Di Francesco Ciabattoni (Georgetown University)
Le canzoni della mala rappresentano un genere musicale italiano che, tra gli anni ’50 e gli ’80, ha saputo catturare l’immaginario collettivo, offrendo un affresco crudo e poetico, talvolta ferocemente ironico, della vita ai margini, specialmente a Milano e dintorni. Se Oriana Binik (p. 47) fa risalire a Gli scamiciati (1881) di Paolo Valera l’invenzione di una narrativa della mala, si può dire che a iniziarne la trasposizione in canzoni fu l’ambiente coagulatosi intorno al Piccolo Teatro di Milano e a Giorgio Strehler alla fine degli anni ’50.
Il primo disco fu Le canzoni della malavita (1958), che Ornella Vanoni presentò al Festival dei due mondi di Spoleto nel 1959. Vanoni fu senz’altro l’interprete più iconica delle canzoni della mala, basti ricordare la sua celebre interpretazione di “Ma mì” e “Le mantellate,” entrambe scritte da Strehler e Fiorenzo Carpi nel 1959 (ma “Le mantellate” è scritta in romanesco e forse risultò più convincente l’interpretazione di Gabriella Ferri). Nello stesso anno Vanoni interpretò anche “Hanno ammazzato il Mario,” con testo di Dario Fo. Seguirono canzoni come la fortunatissima “Ballata del Cerutti” (1960, Giorgio Gaber e Umberto Simonetta), poi Enzo Jannacci e Walter Valdi con “Faceva il palo” (1966), “La balilla,” incisa da Gaber insieme a Maria Monti nel 1963. Quest’ultima è in verità una canzone popolare (Binik 50), riproposta in chiave “moderna” dai cantautori di grido di quegli anni. Si assisteva, infatti, a un rilancio della cultura popolare un po’ in tutti i campi, e diversi brani tradizionali del repertorio regionale e dialettale furono inclusi nei canti della mala, come per esempio il “Canto di carcerati calabresi,” arrangiato da Gino Negri e interpretato da Vanoni.
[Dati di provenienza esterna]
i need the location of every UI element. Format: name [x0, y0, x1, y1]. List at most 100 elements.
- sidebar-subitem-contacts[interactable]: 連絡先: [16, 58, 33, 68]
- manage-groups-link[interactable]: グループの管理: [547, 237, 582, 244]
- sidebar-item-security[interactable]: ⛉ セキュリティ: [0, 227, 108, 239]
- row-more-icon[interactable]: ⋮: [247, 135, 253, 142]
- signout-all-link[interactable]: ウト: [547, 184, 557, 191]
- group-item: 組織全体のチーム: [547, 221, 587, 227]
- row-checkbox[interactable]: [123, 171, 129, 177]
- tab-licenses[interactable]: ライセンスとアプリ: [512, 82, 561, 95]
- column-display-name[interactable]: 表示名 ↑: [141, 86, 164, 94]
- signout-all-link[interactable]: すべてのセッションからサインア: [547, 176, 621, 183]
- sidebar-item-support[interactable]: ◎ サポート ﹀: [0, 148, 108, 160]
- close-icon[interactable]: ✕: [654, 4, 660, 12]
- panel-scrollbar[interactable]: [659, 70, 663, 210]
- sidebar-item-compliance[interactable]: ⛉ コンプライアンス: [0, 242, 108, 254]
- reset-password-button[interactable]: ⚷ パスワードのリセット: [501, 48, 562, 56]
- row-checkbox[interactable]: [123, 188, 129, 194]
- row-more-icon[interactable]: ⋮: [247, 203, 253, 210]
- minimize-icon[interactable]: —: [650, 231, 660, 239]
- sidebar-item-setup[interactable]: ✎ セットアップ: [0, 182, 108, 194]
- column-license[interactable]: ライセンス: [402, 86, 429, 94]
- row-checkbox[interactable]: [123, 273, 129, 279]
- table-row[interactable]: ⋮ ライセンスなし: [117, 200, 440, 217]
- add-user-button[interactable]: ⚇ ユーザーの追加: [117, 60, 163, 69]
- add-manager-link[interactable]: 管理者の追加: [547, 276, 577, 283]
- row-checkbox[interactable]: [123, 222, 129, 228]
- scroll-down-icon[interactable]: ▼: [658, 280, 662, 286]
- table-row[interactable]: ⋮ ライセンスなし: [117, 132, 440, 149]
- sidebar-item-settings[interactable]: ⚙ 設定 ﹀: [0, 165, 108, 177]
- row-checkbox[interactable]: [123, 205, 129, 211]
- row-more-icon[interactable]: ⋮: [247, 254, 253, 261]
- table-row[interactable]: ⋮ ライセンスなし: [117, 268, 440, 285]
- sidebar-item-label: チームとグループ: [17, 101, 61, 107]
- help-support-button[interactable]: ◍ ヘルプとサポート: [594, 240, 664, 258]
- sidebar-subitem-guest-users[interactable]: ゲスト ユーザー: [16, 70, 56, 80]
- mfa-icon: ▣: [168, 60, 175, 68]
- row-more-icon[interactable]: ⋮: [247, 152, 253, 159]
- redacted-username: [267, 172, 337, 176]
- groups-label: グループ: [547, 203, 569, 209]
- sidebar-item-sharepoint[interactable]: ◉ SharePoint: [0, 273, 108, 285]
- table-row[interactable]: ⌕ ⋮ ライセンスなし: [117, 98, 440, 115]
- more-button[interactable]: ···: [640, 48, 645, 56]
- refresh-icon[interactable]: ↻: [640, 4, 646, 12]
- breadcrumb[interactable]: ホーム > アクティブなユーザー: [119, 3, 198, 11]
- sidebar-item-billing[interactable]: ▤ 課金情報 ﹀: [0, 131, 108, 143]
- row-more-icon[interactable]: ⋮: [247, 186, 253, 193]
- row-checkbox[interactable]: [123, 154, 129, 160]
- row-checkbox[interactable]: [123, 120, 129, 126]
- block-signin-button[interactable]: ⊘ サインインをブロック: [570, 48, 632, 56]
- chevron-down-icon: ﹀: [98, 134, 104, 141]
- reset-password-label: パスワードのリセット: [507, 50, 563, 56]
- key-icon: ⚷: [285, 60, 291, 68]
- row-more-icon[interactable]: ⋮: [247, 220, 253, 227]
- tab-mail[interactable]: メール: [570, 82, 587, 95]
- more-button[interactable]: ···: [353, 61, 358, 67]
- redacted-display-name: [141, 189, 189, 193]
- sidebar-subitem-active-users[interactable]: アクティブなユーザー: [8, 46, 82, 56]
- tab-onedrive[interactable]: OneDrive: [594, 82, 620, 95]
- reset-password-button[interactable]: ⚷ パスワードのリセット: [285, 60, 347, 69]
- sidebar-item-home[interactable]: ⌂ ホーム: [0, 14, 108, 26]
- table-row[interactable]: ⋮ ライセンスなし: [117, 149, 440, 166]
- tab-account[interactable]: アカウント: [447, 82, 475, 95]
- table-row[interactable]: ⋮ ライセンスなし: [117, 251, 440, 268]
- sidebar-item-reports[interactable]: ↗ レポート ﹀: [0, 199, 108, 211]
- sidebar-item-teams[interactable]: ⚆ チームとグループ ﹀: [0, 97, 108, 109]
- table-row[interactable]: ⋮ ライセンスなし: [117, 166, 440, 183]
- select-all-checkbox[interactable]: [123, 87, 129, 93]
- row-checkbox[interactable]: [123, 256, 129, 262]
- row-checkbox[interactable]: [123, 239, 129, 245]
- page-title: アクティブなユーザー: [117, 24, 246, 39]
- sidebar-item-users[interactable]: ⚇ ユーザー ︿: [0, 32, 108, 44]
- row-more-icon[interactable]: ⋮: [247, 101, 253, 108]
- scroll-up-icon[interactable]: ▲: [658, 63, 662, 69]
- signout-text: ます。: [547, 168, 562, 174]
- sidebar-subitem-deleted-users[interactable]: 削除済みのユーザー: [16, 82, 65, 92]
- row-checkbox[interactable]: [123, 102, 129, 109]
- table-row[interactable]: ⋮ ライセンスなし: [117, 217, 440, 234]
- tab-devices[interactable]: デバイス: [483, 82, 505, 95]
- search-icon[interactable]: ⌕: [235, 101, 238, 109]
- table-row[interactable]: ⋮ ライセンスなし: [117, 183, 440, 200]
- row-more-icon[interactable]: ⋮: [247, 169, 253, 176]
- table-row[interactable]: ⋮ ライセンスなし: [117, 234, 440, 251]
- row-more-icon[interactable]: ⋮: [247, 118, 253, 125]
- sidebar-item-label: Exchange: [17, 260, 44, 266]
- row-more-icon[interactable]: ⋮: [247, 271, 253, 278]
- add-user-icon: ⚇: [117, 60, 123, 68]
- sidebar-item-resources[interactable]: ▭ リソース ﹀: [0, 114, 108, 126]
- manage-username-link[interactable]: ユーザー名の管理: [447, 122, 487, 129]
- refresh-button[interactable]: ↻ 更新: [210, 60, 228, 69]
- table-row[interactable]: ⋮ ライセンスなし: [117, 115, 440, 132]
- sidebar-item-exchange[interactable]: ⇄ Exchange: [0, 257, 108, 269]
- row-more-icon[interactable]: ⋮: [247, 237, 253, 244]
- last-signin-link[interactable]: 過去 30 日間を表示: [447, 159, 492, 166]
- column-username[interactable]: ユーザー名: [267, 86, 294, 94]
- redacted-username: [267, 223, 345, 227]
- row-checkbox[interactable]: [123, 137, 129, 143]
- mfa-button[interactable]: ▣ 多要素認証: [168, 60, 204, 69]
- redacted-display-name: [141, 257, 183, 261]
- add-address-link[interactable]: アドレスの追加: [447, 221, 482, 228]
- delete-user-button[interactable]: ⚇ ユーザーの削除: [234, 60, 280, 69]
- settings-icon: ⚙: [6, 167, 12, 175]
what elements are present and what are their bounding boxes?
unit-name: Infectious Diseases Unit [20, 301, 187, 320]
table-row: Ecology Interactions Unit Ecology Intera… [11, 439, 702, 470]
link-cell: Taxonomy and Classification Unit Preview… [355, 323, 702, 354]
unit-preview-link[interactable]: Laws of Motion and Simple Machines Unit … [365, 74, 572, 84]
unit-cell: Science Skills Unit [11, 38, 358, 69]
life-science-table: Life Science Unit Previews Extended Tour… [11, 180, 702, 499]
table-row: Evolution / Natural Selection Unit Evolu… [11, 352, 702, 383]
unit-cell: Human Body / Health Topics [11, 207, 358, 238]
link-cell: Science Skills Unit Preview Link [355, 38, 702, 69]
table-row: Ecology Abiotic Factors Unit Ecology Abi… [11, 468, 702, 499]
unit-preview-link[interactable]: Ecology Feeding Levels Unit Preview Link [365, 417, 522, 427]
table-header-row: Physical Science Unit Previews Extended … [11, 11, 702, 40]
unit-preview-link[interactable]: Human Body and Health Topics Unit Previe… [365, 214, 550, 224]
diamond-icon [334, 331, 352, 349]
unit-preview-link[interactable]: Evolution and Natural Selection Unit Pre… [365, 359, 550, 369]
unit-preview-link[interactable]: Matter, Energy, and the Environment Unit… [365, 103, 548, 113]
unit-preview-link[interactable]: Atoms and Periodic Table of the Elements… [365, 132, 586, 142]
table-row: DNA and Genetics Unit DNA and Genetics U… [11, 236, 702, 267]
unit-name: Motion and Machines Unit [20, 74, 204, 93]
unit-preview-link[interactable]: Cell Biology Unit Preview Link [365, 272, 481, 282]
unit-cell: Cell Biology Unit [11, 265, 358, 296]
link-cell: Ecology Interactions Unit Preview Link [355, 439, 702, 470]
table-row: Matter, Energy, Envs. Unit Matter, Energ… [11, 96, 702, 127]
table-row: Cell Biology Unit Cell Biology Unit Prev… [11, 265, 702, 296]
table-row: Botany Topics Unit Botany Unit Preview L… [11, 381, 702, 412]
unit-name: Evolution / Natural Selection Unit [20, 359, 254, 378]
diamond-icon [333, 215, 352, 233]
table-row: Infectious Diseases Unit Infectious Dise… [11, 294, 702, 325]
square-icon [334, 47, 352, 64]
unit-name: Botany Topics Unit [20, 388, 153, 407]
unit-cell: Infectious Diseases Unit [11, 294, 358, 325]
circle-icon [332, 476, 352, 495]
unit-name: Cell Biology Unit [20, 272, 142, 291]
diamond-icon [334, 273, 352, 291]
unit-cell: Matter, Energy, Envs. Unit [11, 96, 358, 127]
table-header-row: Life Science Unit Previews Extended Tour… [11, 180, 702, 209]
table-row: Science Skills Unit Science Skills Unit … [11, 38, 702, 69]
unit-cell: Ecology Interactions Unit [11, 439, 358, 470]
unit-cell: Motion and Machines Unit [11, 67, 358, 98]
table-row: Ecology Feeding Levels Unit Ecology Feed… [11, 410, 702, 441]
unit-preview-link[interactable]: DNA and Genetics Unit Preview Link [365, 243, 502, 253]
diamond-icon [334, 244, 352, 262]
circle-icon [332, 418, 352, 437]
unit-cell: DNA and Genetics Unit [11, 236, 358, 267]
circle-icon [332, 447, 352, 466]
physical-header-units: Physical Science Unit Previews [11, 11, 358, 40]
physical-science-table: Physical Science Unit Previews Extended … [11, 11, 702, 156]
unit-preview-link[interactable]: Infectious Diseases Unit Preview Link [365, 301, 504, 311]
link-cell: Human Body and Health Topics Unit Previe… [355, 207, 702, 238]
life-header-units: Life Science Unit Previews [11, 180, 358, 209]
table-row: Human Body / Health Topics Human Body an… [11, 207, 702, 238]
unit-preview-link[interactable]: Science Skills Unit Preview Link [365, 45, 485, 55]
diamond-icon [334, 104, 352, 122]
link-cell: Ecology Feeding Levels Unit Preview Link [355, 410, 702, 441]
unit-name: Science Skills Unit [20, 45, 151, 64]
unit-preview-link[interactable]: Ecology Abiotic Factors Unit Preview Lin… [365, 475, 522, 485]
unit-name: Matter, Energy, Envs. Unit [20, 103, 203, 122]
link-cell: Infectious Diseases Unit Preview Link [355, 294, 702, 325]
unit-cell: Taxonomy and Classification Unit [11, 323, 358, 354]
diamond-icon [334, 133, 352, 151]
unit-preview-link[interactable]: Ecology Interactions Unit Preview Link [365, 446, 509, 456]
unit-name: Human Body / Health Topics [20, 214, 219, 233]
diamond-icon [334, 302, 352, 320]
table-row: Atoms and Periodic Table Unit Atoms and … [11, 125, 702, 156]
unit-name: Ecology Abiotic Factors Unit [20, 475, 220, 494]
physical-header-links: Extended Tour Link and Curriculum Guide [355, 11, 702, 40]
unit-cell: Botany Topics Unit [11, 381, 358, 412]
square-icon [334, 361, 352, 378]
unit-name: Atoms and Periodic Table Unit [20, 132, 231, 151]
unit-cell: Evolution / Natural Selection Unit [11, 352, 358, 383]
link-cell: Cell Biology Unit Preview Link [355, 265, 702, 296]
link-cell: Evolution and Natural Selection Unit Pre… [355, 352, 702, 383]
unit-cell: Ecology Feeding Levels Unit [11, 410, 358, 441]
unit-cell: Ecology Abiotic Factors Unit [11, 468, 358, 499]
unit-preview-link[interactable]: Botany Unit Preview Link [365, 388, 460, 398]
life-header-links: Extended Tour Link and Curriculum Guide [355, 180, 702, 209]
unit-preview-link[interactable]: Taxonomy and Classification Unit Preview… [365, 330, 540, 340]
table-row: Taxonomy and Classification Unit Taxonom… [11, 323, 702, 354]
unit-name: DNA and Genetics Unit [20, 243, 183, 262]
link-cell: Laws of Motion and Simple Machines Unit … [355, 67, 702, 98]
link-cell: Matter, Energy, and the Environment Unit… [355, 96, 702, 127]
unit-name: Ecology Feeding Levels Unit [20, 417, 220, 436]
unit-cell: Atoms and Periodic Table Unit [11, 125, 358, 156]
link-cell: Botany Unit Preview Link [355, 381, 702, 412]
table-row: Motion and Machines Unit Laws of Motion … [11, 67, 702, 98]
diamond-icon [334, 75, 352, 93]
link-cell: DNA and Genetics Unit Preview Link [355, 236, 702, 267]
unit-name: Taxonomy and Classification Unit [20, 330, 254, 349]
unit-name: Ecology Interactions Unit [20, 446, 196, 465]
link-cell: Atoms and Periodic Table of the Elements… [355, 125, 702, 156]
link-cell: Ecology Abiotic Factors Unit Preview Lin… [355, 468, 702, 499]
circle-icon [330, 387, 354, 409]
Ambientate tra le osterie e le borgate popolari, le canzoni della mala raccontano storie di vita, amori, vendette e miserie umane, attraverso un linguaggio semplice e diretto, spesso ironico e graffiante, con frequente ricorso ai dialettismi.
Le canzoni della mala non sono solo un prodotto di puro intrattenimento, ma riflettono le trasformazioni sociali e politiche dell’Italia del dopoguerra, mettendo per la prima volta al centro dell’interesse la marginalità, gli esclusi, i malviventi, la periferia. Attraverso le loro melodie e i loro testi, questi brani hanno offerto uno spaccato autentico della realtà, pur attraverso una romanticizzazione del crimine e dell’ambiente popolare, denunciando le disuguaglianze di una società in rapida evoluzione.
La forza di queste canzoni risiede nella loro capacità di parlare un linguaggio universale, di toccare corde profonde nell’animo umano. La collaborazione tra artisti di diverse discipline, come il teatro, la musica e la poesia, ha dato vita a opere d’arte uniche e indimenticabili.
CANZONI DELLA MALA:
Hanno ammazzato il Mario (Ornella Vanoni)
La balilla (Giorgio Gaber e Maria Monti)
Le mantellate (Gabriella Ferri)
Ma mì (Ornella Vanoni)
Faceva il palo (Enzo Jannacci)
Bibliografia:
Binik, Oriana. “«Mi tolgo gli orecchini, sono frivoli» Le canzoni della mala milanese tra autenticità e romanticismo” in Studi culturali 1, aprile 2017, pp: 47-72
Guaitamacchi, Ezio. 1000 canzoni che ci hanno cambiato la vita. Rizzoli, 2009.
Pedrinelli, Andrea. La canzone a Milano: Dalle origini ai giorni nostri, Hoepli, 2015.
Plastino, Goffredo. Cosa Nostra Social Club, Il saggiatore, 2014.